A reviravolta ficou a dever-se a dois factores: a queda de 31% nas acções da SpaceX na terça-feira, e novas restrições sobre 116 mil milhões de dólares em acções da Tesla detidas pelo empresário.
Nesse mesmo dia, Musk cedeu 7,1 mil milhões de dólares em acções da Tesla para cobrir o preço de exercício de opções recebidas como parte do seu prémio de desempenho como CEO em 2018 — prémio que um juiz de Delaware tinha anulado em 2024, mas que o Supremo Tribunal do estado restabeleceu em 2025.

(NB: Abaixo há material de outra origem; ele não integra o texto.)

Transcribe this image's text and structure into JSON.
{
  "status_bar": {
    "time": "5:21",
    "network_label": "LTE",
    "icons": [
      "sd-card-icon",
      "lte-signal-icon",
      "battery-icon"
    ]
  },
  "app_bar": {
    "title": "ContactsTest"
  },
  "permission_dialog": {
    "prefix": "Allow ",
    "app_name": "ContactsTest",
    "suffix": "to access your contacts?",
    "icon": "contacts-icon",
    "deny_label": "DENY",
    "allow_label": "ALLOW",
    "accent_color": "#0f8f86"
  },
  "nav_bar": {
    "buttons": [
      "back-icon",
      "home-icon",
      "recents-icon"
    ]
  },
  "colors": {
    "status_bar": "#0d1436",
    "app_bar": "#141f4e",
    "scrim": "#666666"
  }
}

Após essa decisão, Tesla e Musk fecharam um novo acordo em Abril que converteu as opções em acções restritas no momento do exercício, as quais Musk perderá caso não permaneça na empresa até Janeiro de 2028, como CEO ou como dirigente responsável pelo desenvolvimento de produtos ou operações.

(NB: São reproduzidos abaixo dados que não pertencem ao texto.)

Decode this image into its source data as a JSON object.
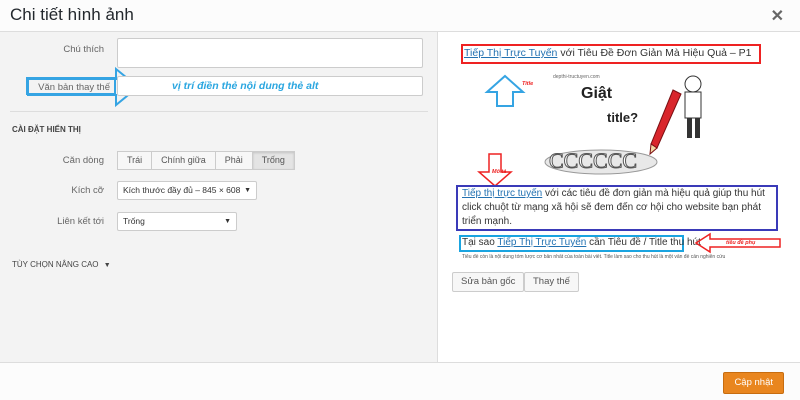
{
  "modal": {
    "title": "Chi tiết hình ảnh",
    "close_icon": "close-icon"
  },
  "form": {
    "caption_label": "Chú thích",
    "caption_value": "",
    "alt_label": "Văn bản thay thế",
    "alt_value": "vị trí điền thẻ nội dung thẻ alt",
    "display_heading": "CÀI ĐẶT HIỂN THỊ",
    "align_label": "Căn dòng",
    "align_options": [
      "Trái",
      "Chính giữa",
      "Phải",
      "Trống"
    ],
    "align_selected": "Trống",
    "size_label": "Kích cỡ",
    "size_value": "Kích thước đầy đủ – 845 × 608",
    "link_label": "Liên kết tới",
    "link_value": "Trống",
    "advanced_label": "TÙY CHỌN NÂNG CAO"
  },
  "preview": {
    "title_link": "Tiếp Thị Trực Tuyến",
    "title_rest": " với Tiêu Đề Đơn Giản Mà Hiệu Quả – P1",
    "site_label": "depthi-tructuyen.com",
    "image_word1": "Giật",
    "image_word2": "title?",
    "tag_title": "Title",
    "tag_desc": "Mô tả",
    "tag_caption": "tiêu đề phụ",
    "desc_link": "Tiếp thị trực tuyến",
    "desc_rest": " với các tiêu đề đơn giản mà hiệu quả giúp thu hút click chuột từ mạng xã hội sẽ đem đến cơ hội cho website bạn phát triển mạnh.",
    "caption_prefix": "Tại sao ",
    "caption_link": "Tiếp Thị Trực Tuyến",
    "caption_rest": " cần Tiêu đề / Title thu hút",
    "small_note": "Tiêu đề còn là nội dung tóm lược cơ bản nhất của toàn bài viết. Title làm sao cho thu hút là một vấn đề cần nghiên cứu",
    "edit_original_label": "Sửa bản gốc",
    "replace_label": "Thay thế"
  },
  "footer": {
    "update_label": "Cập nhật"
  },
  "colors": {
    "accent_blue": "#35a4e3",
    "red_box": "#e22222",
    "navy_box": "#3a3ab8",
    "update_orange": "#e9861f"
  }
}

A Forbes excluiu do cálculo da fortuna de Musk os 116 mil milhões de dólares em acções restritas da Tesla — equivalentes a 8% da empresa — para manter coerência com o tratamento dado às acções restritas ainda não adquiridas de outros bilionários.
Ainda assim, Musk poderá vir a recebê-las antes de 2028: com os rumores de uma eventual aquisição da Tesla pela SpaceX a intensificarem-se, uma cláusula do acordo de Abril prevê que as acções restritas sejam totalmente adquiridas em caso de mudança de controlo, desde que não tenha havido cessação elegível do serviço antes dessa mudança.

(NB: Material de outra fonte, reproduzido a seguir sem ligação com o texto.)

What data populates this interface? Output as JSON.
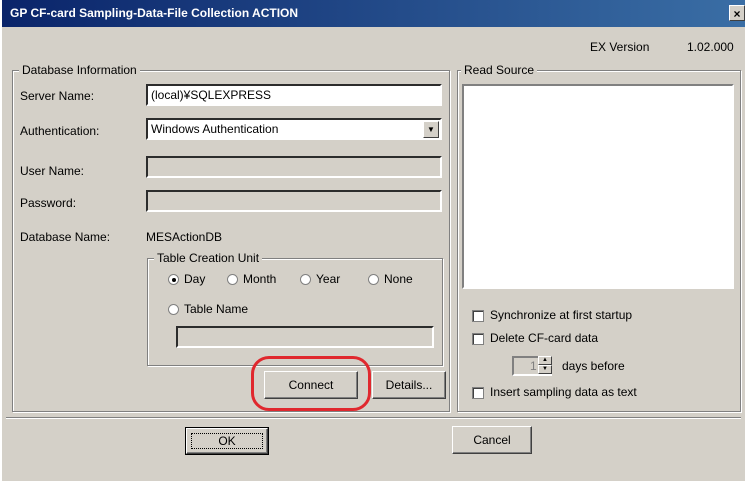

Por agora, Musk detém uma participação de quase 11% na Tesla, excluindo as acções restritas, no valor de 151 mil milhões de dólares.
Apesar da queda recente, a SpaceX continua a ser, de longe, o maior activo de Musk.
O empresário detém 4,8 mil milhões de acções da empresa, avaliadas em 744 mil milhões de dólares, além de 350 milhões de opções com preço de exercício de 8,40 dólares por acção, no valor de 52 mil milhões de dólares — o equivalente a uma participação de 38% na SpaceX, avaliada em 796 mil milhões de dólares.
Dada a dimensão desta posição, uma recuperação modesta no valor das acções da fabricante de foguetões poderia bastar para devolver a Musk o estatuto de “trillionaire”.
A estimativa da Forbes não inclui ainda os grandes lotes de acções restritas ligadas ao desempenho que Musk pode receber, e que poderiam elevar as suas participações na SpaceX e na Tesla para 47% e 29%, respectivamente, antes de impostos e custos de exercício.
Para as desbloquear, terá de cumprir metas ambiciosas: elevar a capitalização de mercado da SpaceX para 7,5 biliões de dólares e da Tesla para 8,5 biliões de dólares, e estabelecer uma colónia humana permanente em Marte com pelo menos um milhão de habitantes.
Por agora, Musk continua a ser o homem mais rico do planeta, com uma fortuna mais de três vezes superior à do cofundador da Google, Larry Page, segundo na lista, com um património estimado em 284 mil milhões de dólares.